Picture this: at midday, two figures ride a bicycle through the hot streets of Hanoi, Vietnam. An older man stands on the pedals to navigate the traffic while a boy, 11 or 12 years old, perches behind him on the cargo rack. Strapped to the boy’s back is something almost as big as he is. 
 
The thing is a soft brown case, with a longish neck. It looks as if it might actually hold... a cello.
 
This image in some ways sums up the childhood of Phuc Phan ’13 (Vietnam, UWC Adriatic), who this year was named the Luther College Presser Scholar for excellence in music. 
 
Phuc’s father, Tam Duc Phan, is a physicist and researcher at the Vietnam National Institute of Technology who was urged to give up the guitar while a soldier in wartime. He got his son started on keyboards when Phuc was three.
 
“He didn’t want me to play video games,” Phuc recalled with a chuckle. 
 
By 11, Phuc had switched to cello and enrolled at the Hanoi National Institute of Music–Vietnam—to which his dad pedaled him, every school day after morning classes at a local school. After the half-hour ride, Tam Duc stayed through his son’s classes at the conservatory. Every day.
 
“He never missed a cello lesson of mine for five or six years,” Phuc said. 
 
Phuc went on to perform and tour with the Southeast Asian and Asian youth orchestras; he then won a full music scholarship to UWC Adriatic.
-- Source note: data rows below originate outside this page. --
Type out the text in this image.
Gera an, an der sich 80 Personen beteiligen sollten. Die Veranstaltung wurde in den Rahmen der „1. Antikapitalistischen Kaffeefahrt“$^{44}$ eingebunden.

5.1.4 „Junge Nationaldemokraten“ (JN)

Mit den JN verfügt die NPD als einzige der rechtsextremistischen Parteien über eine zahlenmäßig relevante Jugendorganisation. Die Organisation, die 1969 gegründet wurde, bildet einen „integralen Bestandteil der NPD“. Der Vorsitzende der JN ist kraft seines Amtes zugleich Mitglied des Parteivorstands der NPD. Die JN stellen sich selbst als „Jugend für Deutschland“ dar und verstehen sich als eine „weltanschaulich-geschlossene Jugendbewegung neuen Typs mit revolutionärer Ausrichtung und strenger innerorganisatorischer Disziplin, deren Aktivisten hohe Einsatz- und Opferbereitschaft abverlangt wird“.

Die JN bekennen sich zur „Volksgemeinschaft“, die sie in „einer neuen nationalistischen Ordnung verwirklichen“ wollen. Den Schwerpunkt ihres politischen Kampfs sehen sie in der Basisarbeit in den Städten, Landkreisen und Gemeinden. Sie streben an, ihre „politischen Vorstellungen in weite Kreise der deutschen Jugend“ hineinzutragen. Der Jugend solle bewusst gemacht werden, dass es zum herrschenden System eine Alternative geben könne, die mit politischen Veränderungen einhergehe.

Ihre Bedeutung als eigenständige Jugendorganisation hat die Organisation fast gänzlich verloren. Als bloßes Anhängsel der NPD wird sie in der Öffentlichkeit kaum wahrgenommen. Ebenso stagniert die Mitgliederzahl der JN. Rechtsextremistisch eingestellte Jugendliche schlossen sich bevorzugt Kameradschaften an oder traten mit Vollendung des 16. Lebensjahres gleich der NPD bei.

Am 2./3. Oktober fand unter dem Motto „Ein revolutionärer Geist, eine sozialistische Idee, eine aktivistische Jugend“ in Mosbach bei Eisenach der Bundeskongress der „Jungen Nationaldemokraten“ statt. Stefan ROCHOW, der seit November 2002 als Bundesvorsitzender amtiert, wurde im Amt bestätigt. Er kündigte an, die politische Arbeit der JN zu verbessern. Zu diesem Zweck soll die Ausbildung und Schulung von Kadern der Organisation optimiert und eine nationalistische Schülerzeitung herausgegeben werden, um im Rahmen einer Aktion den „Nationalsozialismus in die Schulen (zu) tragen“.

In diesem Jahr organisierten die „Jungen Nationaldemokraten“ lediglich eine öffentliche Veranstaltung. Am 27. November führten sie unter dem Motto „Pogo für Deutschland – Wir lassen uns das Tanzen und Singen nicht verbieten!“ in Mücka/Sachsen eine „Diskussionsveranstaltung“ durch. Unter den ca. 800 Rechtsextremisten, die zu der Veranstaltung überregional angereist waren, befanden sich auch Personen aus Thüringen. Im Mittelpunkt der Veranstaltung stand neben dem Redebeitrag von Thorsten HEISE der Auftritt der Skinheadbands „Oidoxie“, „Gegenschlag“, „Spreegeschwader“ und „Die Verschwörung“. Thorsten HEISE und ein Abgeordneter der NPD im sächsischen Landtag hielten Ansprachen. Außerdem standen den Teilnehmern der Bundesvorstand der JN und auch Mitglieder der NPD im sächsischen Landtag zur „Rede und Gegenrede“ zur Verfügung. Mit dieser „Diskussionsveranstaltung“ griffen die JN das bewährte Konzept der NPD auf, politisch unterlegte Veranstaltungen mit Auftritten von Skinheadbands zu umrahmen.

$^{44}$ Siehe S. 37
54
At Luther, he has been the college symphony’s principal cellist for the past three years.
 
“He has had a real impact on the whole orchestra program here,” said his cello teacher, associate music professor Eric Katz. “He’s just a very giving spirit, always so interested in learning new things. He’ll be sorely missed.”
 
Phuc hopes to build a career teaching and performing the cello. He even thinks of creating an international music school in Vietnam. “That’s my wild dream,” he said.
 
Phuc’s parents, Tam Duc and Hoa Thi Dau Phan, hope they can come to Luther for his commencement. That, too, would be something to remember always.